DE LOS PERSONAJES chapines navideños, considero al tamal como el más importante. Ciertamente la tradición, por desgracia también en retroceso a causa del descuido, coloca a esta joya de la comida tradicional guatemalteca como el plato de la cena de los sábados o del desayuno de los domingos. Pero el de Navidad es especial: implica la reunión de la familia, acontecimiento cuya importancia aumenta en relación directa con el crecimiento de esta célula de la sociedad. Y al ser la celebración del nacimiento del Niño Jesús el momento del año donde se hace una pausa, aunque sea muy pequeña, para recordar con amor a quienes se han ido, hacer esta remembranza lleva implícito recordar la mesa con todos los de antes, los ausentes para siempre.
LA NAVIDAD TIENE PARA mí un significado muy cariñoso, aunque triste. Los tamales eran el centro de la actividad de la casa de mi infancia. Un par de días antes del 24, la abuelita comenzaba el ritual de prepararlos, lo cual implicaba una larga tarea previa: ir a comprar al mercado central las hojas de plátano y de mashán y el cibaque para atarlos: preparar con primor y destreza el recado, adquirir las aceitunas, comprar en la tortillería el maíz para la masa, y colocar en una olla los pedazos de pollo. Una olla amarilla despeltrada, enorme para mis ojos de seis años, era colocada en un brasero para cocer la masa. Mi tarea: moverla y moverla con una paleta porque si no, se pegaría. Yo no aguantaba más de media hora y entonces ella se encargaba.

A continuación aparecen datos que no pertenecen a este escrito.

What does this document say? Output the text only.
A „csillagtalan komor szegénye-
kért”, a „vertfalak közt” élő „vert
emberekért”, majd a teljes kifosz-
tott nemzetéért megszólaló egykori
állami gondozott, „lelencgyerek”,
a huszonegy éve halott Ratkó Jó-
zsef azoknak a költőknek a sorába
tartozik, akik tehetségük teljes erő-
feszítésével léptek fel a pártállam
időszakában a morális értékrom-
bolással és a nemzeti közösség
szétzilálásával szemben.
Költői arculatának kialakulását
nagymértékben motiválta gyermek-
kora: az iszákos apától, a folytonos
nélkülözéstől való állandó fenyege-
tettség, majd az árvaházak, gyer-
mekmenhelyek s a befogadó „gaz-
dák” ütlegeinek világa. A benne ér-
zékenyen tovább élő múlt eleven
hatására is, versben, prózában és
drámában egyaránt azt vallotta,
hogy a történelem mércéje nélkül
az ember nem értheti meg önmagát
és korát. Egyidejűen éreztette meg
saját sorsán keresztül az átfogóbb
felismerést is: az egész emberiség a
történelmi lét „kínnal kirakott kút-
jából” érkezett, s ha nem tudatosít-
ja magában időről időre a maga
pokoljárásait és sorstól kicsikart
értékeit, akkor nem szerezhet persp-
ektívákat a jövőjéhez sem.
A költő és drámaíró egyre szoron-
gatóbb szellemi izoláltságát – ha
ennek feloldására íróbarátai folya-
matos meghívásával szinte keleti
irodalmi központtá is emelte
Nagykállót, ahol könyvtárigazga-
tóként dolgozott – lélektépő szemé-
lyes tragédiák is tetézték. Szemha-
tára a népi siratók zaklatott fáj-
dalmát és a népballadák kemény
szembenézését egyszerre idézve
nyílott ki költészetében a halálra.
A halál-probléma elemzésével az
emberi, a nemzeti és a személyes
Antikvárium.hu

LUEGO, ME TOCABA colocar las hojas de plátano para poner la masa cocida, la carne, la aceituna y el recado. Metía a escondidas el dedo índice en la olla donde este había sido preparado y me lo chupaba. Con ello el tamal agregaba a sus ingredientes un poco de tierra de uñas de patojo… talvez por eso salían tan sabrosos. Pasaron la infancia y la adolescencia. La abuelita se fue hace casi medio siglo. Años después, mi madre nos dejó cuatro días antes de Navidad, y mi padre casi cuatro años después. La tradición sigue: el tamal aún es el rey de la comida. Ahora la mesa abraza a tres generaciones y mi deseo es crearle a los nietos recuerdos para cuando tengan sus hijos y puedan contar las tiernas, alegres o tristes historias de la familia y del abuelo.